Lhasa de Sela
Lhasa de Sela - vocals
Mélanie Auclair - cello & cavaquinho
Rick Haworth - guitars
Lhasa de Sela (1972-2010), better known as Lhasa, was an American-Canadian singer and songwriter who was raised in Mexico and the United States and lived in Canada. Lhasa was born in Big Indian, New York, of a Mexican father of Panamanian-Polish-French-Spanish descent and an American mother of Lebanese-Scottish-Russian Jewish descent. Her first decade was spent criss-crossing the United States and Mexico in a converted school bus with her parents and three sisters where they were home-schooled by her mother. She started singing in a Greek cafe in San Francisco when she was thirteen. At age nineteen she moved to Montréal and sang for five years in bars, where she developed the material that eventually became her first album, La Llorona, released in 1997. La Llorona, which mixes traditional South American songs with original songs, was strongly influenced by Mexican music, but also Eastern European gypsy music and alternative rock. The album was released by the Montréal independent record label Audiogram and brought her much success, including the Félix Award for "Artiste québécois—musique du monde" in 1997 and the Juno Award for Best Global Artist, in 1998.
After touring in Europe and North America for several years, Lhasa left her singing career in 1999 and moved to France to join her three sisters in a circus/theatre company named Pocheros. She eventually reached Marseille, where she started writing songs again. She then returned to Montréal to produce her second album, The Living Road, which was released in 2003. While La Llorona had been entirely in Spanish, The Living Road included songs in English, French and Spanish. A two year tour followed the release of The Living Road, taking her and her group to seventeen countries. She was a guest singer on the Tindersticks' track “Sometimes It Hurts” off their Waiting for the Moon album, and later joined Tindersticks' singer Stuart Staples for a duet on the track “That Leaving Feeling”, found on his Leaving Songs album. She has also appeared as a guest on the albums of French singers Arthur H and Jérôme Minière, and the French gypsy music group Bratsch. Lhasa received the BBC World Music Award for Best Artist of the Americas in 2005. The accumulated worldwide sales of her two albums are nearing one million, promoted mostly by word-of-mouth.

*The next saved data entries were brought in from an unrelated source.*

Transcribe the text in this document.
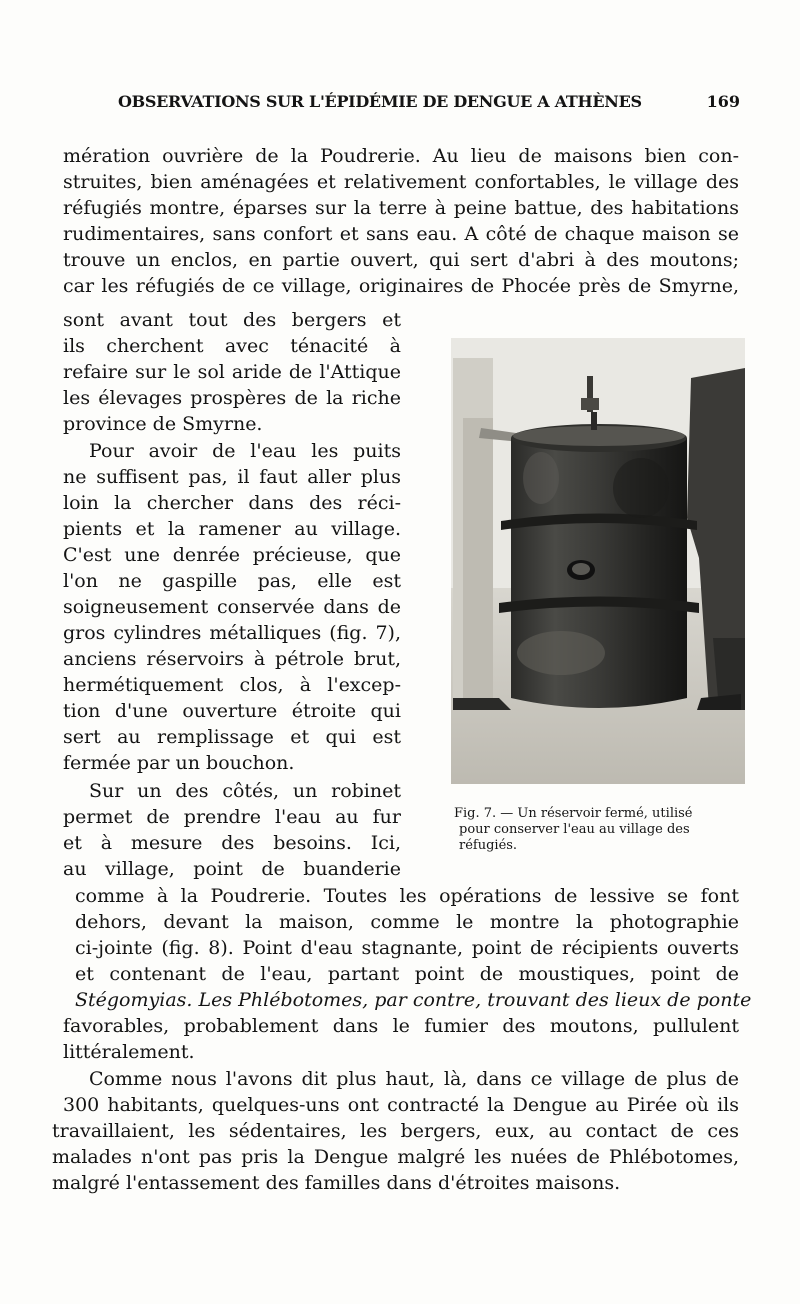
OBSERVATIONS SUR L'ÉPIDÉMIE DE DENGUE A ATHÈNES	169
mération ouvrière de la Poudrerie. Au lieu de maisons bien con-
struites, bien aménagées et relativement confortables, le village des
réfugiés montre, éparses sur la terre à peine battue, des habitations
rudimentaires, sans confort et sans eau. A côté de chaque maison se
trouve un enclos, en partie ouvert, qui sert d'abri à des moutons;
car les réfugiés de ce village, originaires de Phocée près de Smyrne,
sont avant tout des bergers et
ils cherchent avec ténacité à
refaire sur le sol aride de l'Attique
les élevages prospères de la riche
province de Smyrne.
Pour avoir de l'eau les puits
ne suffisent pas, il faut aller plus
loin la chercher dans des réci-
pients et la ramener au village.
C'est une denrée précieuse, que
l'on ne gaspille pas, elle est
soigneusement conservée dans de
gros cylindres métalliques (fig. 7),
anciens réservoirs à pétrole brut,
hermétiquement clos, à l'excep-
tion d'une ouverture étroite qui
sert au remplissage et qui est
fermée par un bouchon.
Sur un des côtés, un robinet
permet de prendre l'eau au fur
et à mesure des besoins. Ici,
au village, point de buanderie
comme à la Poudrerie. Toutes les opérations de lessive se font
dehors, devant la maison, comme le montre la photographie
ci-jointe (fig. 8). Point d'eau stagnante, point de récipients ouverts
et contenant de l'eau, partant point de moustiques, point de
Stégomyias. Les Phlébotomes, par contre, trouvant des lieux de ponte
favorables, probablement dans le fumier des moutons, pullulent
littéralement.
Comme nous l'avons dit plus haut, là, dans ce village de plus de
300 habitants, quelques-uns ont contracté la Dengue au Pirée où ils
travaillaient, les sédentaires, les bergers, eux, au contact de ces
malades n'ont pas pris la Dengue malgré les nuées de Phlébotomes,
malgré l'entassement des familles dans d'étroites maisons.
Fig. 7. — Un réservoir fermé, utilisé
pour conserver l'eau au village des
réfugiés.
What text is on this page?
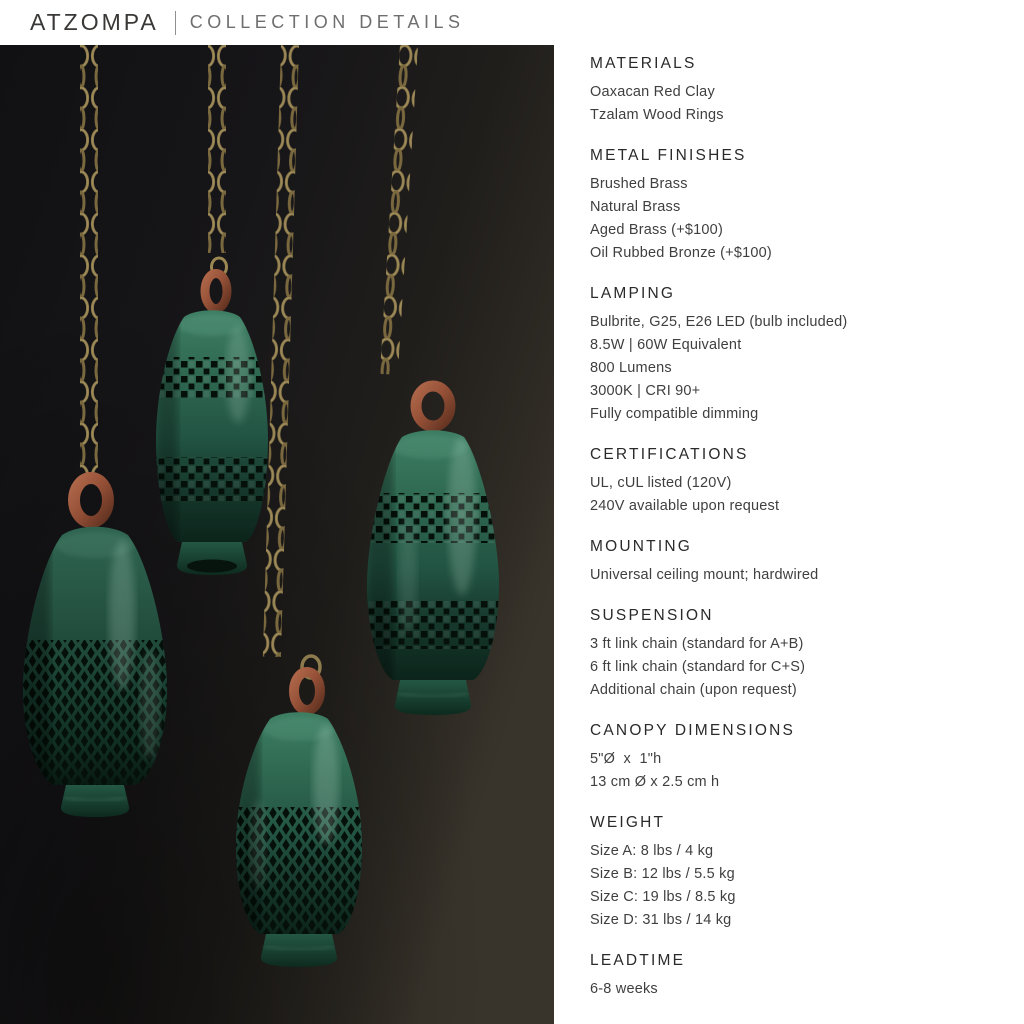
ATZOMPA COLLECTION DETAILS
MATERIALS

Oaxacan Red Clay

Tzalam Wood Rings

METAL FINISHES

Brushed Brass

Natural Brass

Aged Brass (+$100)

Oil Rubbed Bronze (+$100)

LAMPING

Bulbrite, G25, E26 LED (bulb included)

8.5W | 60W Equivalent

800 Lumens

3000K | CRI 90+

Fully compatible dimming

CERTIFICATIONS

UL, cUL listed (120V)

240V available upon request

MOUNTING

Universal ceiling mount; hardwired

SUSPENSION

3 ft link chain (standard for A+B)

6 ft link chain (standard for C+S)

Additional chain (upon request)

CANOPY DIMENSIONS

5"Ø  x  1"h

13 cm Ø x 2.5 cm h

WEIGHT

Size A: 8 lbs / 4 kg

Size B: 12 lbs / 5.5 kg

Size C: 19 lbs / 8.5 kg

Size D: 31 lbs / 14 kg

LEADTIME

6-8 weeks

Nick Urata - Vocals, guitars, theremin, trumpet
Thomas Hagerman - Violin, accordion, piano, guitar
Shawn King - Percussion, trumpet, accordion, guitar
Based in Denver, Colorado, but with roots all over the world, DeVotchKa has quietly become one of the country's most exciting and beloved underground bands. Named by Filter Magazine as “maybe the best American band you've never heard,” and with NPR's All Things Considered listing the group's “Dearly Departed” as one of the 10 best songs of 2004, DeVotchKa's unique and seamless mix of Eastern European, South American, South Western and American folk sounds have struck a chord. With violin, accordion, trumpet, tuba, sousaphone, theremin, bouzouki, piano and percussion backing the soaring and heartbreaking vocals of Nick Urata, DeVotchKa's sound is transcendent. For this special show, DeVotchKa will be playing as a duo, spotlighting urgent and tragic vocals and classically trained violin – a departure from the room-shaking rave-ups regularly seen at the band's last two sold-out Irving Plaza performances in New York City.